Eh bien, messieurs, il me semble que c’est quand il s’agit de subsides à accorder, que la chambre fait bien d’entrer dans quelques détails, parce qu’un ministre, en fait de subsides, peut s’abandonner facilement aux différentes spéculations qui peuvent lui être proposées. En accordant un crédit global, qui garantira, par exemple, à ceux qui sont adversaires de primes considérables à accorder pour les plantations de productions étrangères dans notre pays, plantations plus ou moins hasardeuses, que ces primes ne seront pas données ? Qui leur garantira qu’un ministre n’accordera pas 10,000 fr., au lieu de 4,000 fr., pour l’industrie sétifère, plus de 20,000 fr. pour la garance, ou pour d’autres productions de l’espèce ? Il n’y aura plus de garantie à cet égard.

Je croyais d’abord que l’on conserverait au moins les litteras ; il y a là une espèce de désignation qui peut guider le gouvernement ; la pensée de la chambre y est manifestée, et le ministre ordinairement ne cherche pas à s’en écarter. Mais ici il n’y a plus de littera, il s’agit d’un chiffre global unique.

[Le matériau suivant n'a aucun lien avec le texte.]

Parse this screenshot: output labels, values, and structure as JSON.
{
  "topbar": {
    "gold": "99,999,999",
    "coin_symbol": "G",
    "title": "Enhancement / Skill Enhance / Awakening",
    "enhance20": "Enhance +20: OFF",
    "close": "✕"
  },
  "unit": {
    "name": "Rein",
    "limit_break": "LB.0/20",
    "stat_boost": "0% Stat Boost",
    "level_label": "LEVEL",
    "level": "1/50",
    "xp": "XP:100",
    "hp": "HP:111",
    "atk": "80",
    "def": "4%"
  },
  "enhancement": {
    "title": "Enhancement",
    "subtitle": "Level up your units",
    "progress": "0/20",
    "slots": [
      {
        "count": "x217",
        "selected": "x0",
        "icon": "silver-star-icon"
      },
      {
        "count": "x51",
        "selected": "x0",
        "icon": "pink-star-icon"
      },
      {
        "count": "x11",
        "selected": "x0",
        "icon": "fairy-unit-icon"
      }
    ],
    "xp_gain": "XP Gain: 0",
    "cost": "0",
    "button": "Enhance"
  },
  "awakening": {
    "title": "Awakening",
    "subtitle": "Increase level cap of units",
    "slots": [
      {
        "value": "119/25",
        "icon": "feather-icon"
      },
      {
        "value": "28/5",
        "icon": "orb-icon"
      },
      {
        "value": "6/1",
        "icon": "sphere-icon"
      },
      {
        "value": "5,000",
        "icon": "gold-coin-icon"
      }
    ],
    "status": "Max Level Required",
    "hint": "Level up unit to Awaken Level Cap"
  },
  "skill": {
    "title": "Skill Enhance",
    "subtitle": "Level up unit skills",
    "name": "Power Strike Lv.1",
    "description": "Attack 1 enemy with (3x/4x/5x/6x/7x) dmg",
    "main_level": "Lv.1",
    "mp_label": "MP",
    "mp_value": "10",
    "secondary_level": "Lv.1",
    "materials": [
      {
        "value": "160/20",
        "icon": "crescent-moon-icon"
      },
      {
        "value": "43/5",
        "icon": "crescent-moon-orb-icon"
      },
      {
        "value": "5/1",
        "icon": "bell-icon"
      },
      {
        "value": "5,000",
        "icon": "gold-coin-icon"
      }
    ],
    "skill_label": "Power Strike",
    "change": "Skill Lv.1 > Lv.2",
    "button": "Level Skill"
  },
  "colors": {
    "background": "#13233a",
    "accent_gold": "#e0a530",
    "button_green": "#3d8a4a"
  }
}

Messieurs, dans tous les cas, il n’y a pas, en définitive, de grands inconvénients à la division par articles. Car, quand une allocation doit être nécessairement outrepassée, quand il y a de bons motifs pour le faire, on peut y suffire seulement en présentant une demande de transfert. Avec les litteras c’est beaucoup plus facile encore, puisque le ministre peut faire le transfert lui-même.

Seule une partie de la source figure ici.